I signed it automatically without reading it. Not the smartest thing to do but I was too busy looking at the woman in front of me and trying to assess if she was fully manic or just bouncy. I used to be a good judge but it had been a long time since I'd seen her in person. I'd seen her a lot on our video calls of course, but the screen only showed her from the shoulders up. She looked great. She's aged much better than me, if I hadn't known she was my age I'd have guessed at under 30. Here she was dressed in daisy dukes and a low-cut top that showed more skin than is normal for England in September. She may not have a big bust but what she had suited her tiny frame and she put a lot of effort into maximising it with clothes. She had her hands behind her back, body leaning forwards slightly as she looked up at me, subtly moving back and forth like a nervous little girl. It brought an instant smile to my face, not only because I had a great view down her top, but because it was a move I recognised from the good old days that she would deploy against tall men when she wanted something from them. It never failed her then and now it told me that she was ok.

"For fuck's sake Pix, you couldn't answer your bloody phone? I was worried sick about you!" I could feel the anxiety dissipating now that I had an answer. She took the iPad out of my unresisting hands and passed it back to the waiting hazmat suit who said something muffled by their mask before turning to go back to a nearby van. With a girly squeal, Pixie threw herself into the house, jumped to put her arms around my neck and hugged me. I put my arms around her and after a moment of simply enjoying the rarity of human contact I straightened up, lifting her off her feet and prompting another giggly squeal.

"If I'd known you were coming, I would have shaved this week," I muttered, putting her down.

"I like a little fuzz. Makes you look all rugged and manly," she lied and stroked my cheek. Her nose wrinkled. "Brushing your teeth might be a good idea though." By now she was past me and giving herself a tour around my house, opening doors and peering into cupboards. I stood dumbfounded as she wandered in and out, never breaking the stream of one-way conversation. Something about army reservists and driving up from Devon I think. None of what she was saying filtered through my bewilderment.

"Wait, wait," my brain got moving again, albeit slowly. "You can't be here Pix! Lockdown. The virus. You can't be here!"

"Yes I can," she had the tone of someone explaining to a child. "Did you not see the uniform that dropped me off? You signed for me and everything."

"Signed..." I never said I was bright. "You didn't?! You picked me? To be a partner?"

"Oh, how I've missed this scintillating conversation. This is gonna be so great!" She was giggling and grinning like a lunatic as she ducked back out the front door and reappeared towing a suitcase nearly as big as she was. "Maybe I should start calling you darling? or how about loverboy?"

"But I assumed... I wanted to talk to you about it the other day. I figured you'd wait until they came up with something that would work for you? I mean, we can't... I'm not going to... we can't!"

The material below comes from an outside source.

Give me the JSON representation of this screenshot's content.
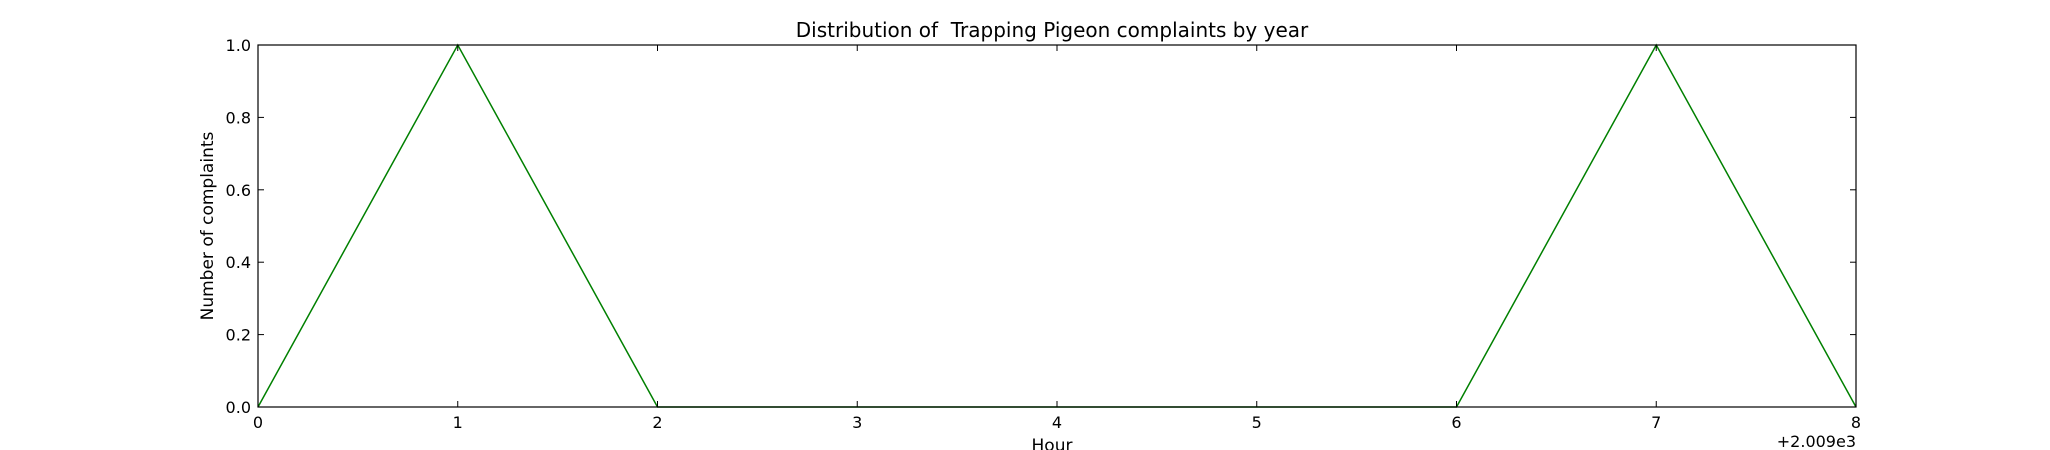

"Still so oblivious sweetcheeks?" she pinched my arse as she stepped past me again, going back outside for a box with a PC in it. She was clearly intending to stay and would need to work from my house. "Did you really never figure out that I was batting for both teams? I had the hots for you back in the day you know? But I wasn't going to jump your bones while you were still with Jane. Sorry to hear that didn't work out by the way. She looked so happy at the wedding. Fuckable too. I woulda jumped both of you at the reception if I'd had one more drink."